A large chunk of insurance policies from private insurers lapsed because investors didn’t pay their renewal premium, data from the IRDA’s Handbook of Statistics reveal.
The lapse ratio was as high as 51 per cent for Birla Sun Life Insurance, 49 per cent for Future Generali and at 42 per cent and 36 per cent, respectively, for ICICI Prudential and Bharti Axa Life in 2011-12.
Lapse ratio is the proportion of policies where renewal premium was not paid.
The Life Insurance Corporation has, however, maintained lapse ratios at 4-5 per cent over the last few years.
Clubbing private players and LIC, investors didn’t renew a total of 160 lakh traditional insurance plans of the value of Rs 1.9 lakh crore (total sum assured) in 2011-12, registering a two-fold jump from 2008-09. Traditional plans include term covers, endowment policies and health insurance plans.

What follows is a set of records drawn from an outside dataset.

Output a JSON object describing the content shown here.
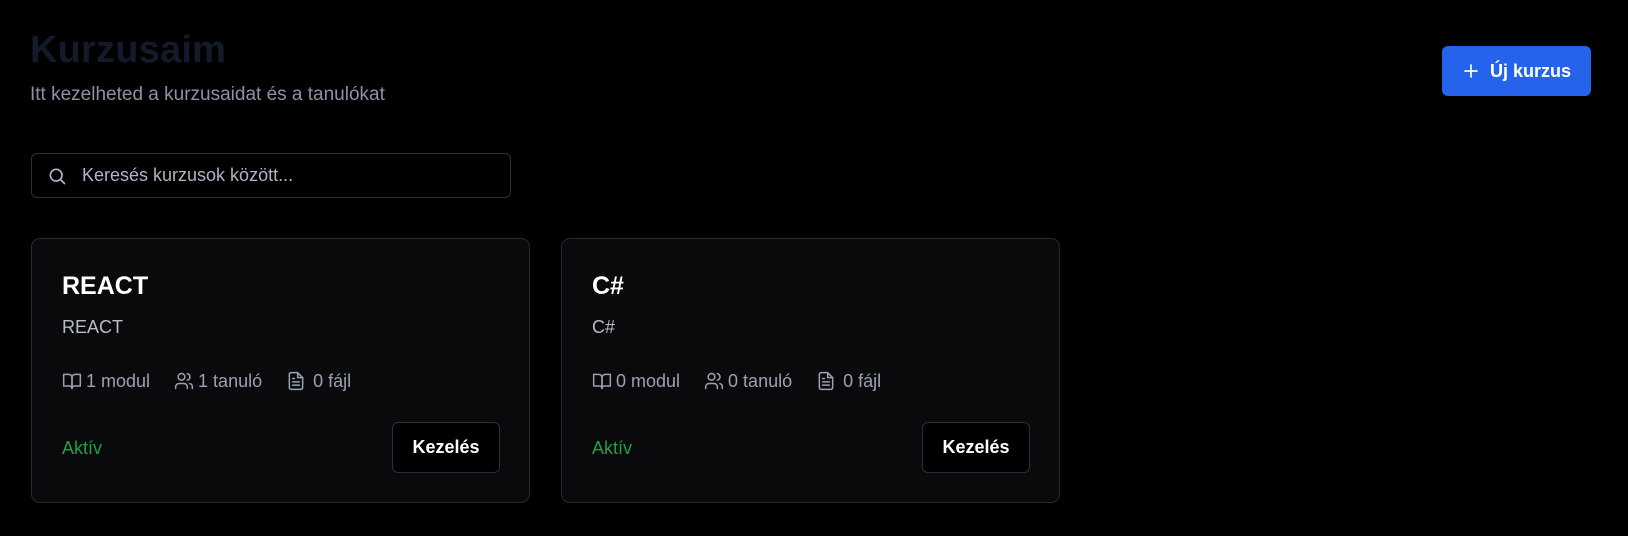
{
  "header": {
    "title": "Kurzusaim",
    "subtitle": "Itt kezelheted a kurzusaidat és a tanulókat",
    "new_course_label": "Új kurzus",
    "new_course_icon": "plus-icon"
  },
  "search": {
    "placeholder": "Keresés kurzusok között...",
    "value": "",
    "icon": "search-icon"
  },
  "colors": {
    "accent": "#2563eb",
    "status_active": "#22a047",
    "background": "#000000",
    "card_background": "#0a0a0c",
    "card_border": "#262a36"
  },
  "courses": [
    {
      "title": "REACT",
      "description": "REACT",
      "modules": "1 modul",
      "students": "1 tanuló",
      "files": "0 fájl",
      "status": "Aktív",
      "manage_label": "Kezelés"
    },
    {
      "title": "C#",
      "description": "C#",
      "modules": "0 modul",
      "students": "0 tanuló",
      "files": "0 fájl",
      "status": "Aktív",
      "manage_label": "Kezelés"
    }
  ],
  "icons": {
    "modules": "book-open-icon",
    "students": "users-icon",
    "files": "file-text-icon"
  }
}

It excludes unit linked plans (ULIPs). Had ULIPs been included the lapse ratios will be even higher.
The persistency ratio – the number of policyholders who stay with their policy for five years or more – is also low. A majority of private insurers saw less than half their policyholders staying on after the fifth year.
Why did so many investors not renew their insurance plans? Some insurers say this is a result of investors switching plans due to changing priorities.
Saujanya Shrivastava, Chief Marketing Officer of Bharti AXA said, “Policy lapses are high mainly in the endowment segment where the policy tenure is 10 or 15 years and people lack long term commitment because of changing priorities.”
Another side to the story could be mis-selling, where agents mis-represent the product to the prospect. The Insurance Ombudsman received a total of 1.07 lakh complaints in 2011-12 on ‘unfair business practices’ in life policies. One-third of these policyholders complained that the product was different from what was projected.
Changing regulations that see insurers launching new products every year could also play a role.
“Insurers keep launching new products and the message that goes to consumers is that old products are not good enough. They then just try to cut losses and move away (from their older plans),” says Shashwat Sharma, Partner– KPMG (India).
Where does the money go?
The next big question is – what happens to the premium collected on lapsed policies?
When a traditional policy is discontinued after three years, it attains paid-up status and the surrender value as agreed is paid back to the policyholder.
However, when a buyer stops premium payments within three years, “the money is moved to reserves and carried forward for future appropriation or made available to shareholders depending on whether it is a participating or non-participating plan,” says Anish P. Amin, Partner-PwC.
If ULIPs are included, the lapse ratios would be even higher. In a ULIP, if premium payment is stopped within five years, the money is transferred to a separate fund that earns token returns. At the end of the fifth year, the money is paid to the policyholder.